Thursday, 5 December 2024

Downriver - Iain Sinclair


 I emerge from another protracted read.   Downriver is in some ways future fiction.   Sinclair envisages London dominated by the Widow (obviously Margaret Thatcher), whose rule is absolute and who "accepts the advice" of those who suggest she builds an enormous memorial to her late husband in Docklands.   Sinclair and his mates decide to investigate.   Meanwhile, some of them are pitching a project to the BBC's late night arts programme (under the absolute rule of Yentob) about David Rodinsky, a real-life Whitechapel mystery who was thought at the time to have disappeared, leaving behind a room above the synagogue devoted to his studies in various languages and the Kabbalah.   Sinclair himself had written a book about him with Rachel Lichtenstein, who first uncovered the story.   It later transpired (and is reported in Downriver) that Rodinsky had actually been sectioned in a mental hospital where he died.

The story, such as it ever is with Sinclair, is told in twelve instalments, as Sinclair gets further and further away from his usual East End stamping ground.   The style varies between instalments.   Sinclair is at the centre of each until we come to the last, which he asks his friend the sculptor Joblard to write because he, Sinclair, has somehow lost his voice.   It is still Joblard and Sinclair, however, as they both come to end of the line, the Isle of Sheppey, where the Thames joins the North Sea.

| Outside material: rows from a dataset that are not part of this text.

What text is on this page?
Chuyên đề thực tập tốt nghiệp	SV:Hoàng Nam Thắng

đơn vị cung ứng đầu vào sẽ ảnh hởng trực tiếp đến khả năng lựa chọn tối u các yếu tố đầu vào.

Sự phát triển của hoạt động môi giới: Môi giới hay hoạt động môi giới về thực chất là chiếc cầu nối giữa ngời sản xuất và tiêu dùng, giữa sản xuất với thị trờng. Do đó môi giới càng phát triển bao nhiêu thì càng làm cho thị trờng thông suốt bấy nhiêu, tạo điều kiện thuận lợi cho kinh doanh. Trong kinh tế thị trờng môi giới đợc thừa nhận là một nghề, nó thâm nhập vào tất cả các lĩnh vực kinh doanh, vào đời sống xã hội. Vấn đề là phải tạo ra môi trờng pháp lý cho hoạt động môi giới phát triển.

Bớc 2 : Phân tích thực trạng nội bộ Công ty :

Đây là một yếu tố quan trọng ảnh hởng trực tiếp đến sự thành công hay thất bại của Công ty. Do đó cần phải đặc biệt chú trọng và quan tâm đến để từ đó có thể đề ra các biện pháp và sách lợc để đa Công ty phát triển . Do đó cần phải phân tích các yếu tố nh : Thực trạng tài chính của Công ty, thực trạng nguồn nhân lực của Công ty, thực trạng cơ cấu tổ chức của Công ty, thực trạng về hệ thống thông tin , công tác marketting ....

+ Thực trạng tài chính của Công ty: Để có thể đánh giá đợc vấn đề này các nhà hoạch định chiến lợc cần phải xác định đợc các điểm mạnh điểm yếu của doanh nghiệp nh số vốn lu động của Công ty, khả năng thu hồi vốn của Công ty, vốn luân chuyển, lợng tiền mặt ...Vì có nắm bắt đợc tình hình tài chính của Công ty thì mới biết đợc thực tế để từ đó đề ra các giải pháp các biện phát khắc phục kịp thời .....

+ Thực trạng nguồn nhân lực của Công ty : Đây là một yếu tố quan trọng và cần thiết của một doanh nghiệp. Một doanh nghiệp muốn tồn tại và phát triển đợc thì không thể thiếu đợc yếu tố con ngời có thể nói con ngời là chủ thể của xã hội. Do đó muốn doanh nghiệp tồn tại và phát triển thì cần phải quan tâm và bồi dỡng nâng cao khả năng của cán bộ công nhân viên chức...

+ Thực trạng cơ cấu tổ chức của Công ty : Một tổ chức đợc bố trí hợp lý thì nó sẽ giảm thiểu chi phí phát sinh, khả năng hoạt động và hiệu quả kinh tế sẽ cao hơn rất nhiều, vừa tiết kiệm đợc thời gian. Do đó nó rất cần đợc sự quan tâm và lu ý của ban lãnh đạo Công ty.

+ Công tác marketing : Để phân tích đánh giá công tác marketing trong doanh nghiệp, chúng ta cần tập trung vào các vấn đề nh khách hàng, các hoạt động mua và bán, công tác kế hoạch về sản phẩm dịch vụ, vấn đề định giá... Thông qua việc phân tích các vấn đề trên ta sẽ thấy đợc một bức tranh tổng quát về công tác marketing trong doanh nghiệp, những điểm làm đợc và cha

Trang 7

It is all thoroughly enjoyable but I didn't find it as intriguing as Landor's Tower or White Chappell, partly because the Thatcher trope has dated so badly since the novel came out in 1991.   Also, I am really not interested in the wastelands of Essex which I have seen for myself, thanks (I largely share Sinclair's view of it).   Because the two main premises don't grab my interest I found the book too long, though Sinclair is never boring.   As I say, I enjoyed the Rodinsky section and the Joblard switch at the end.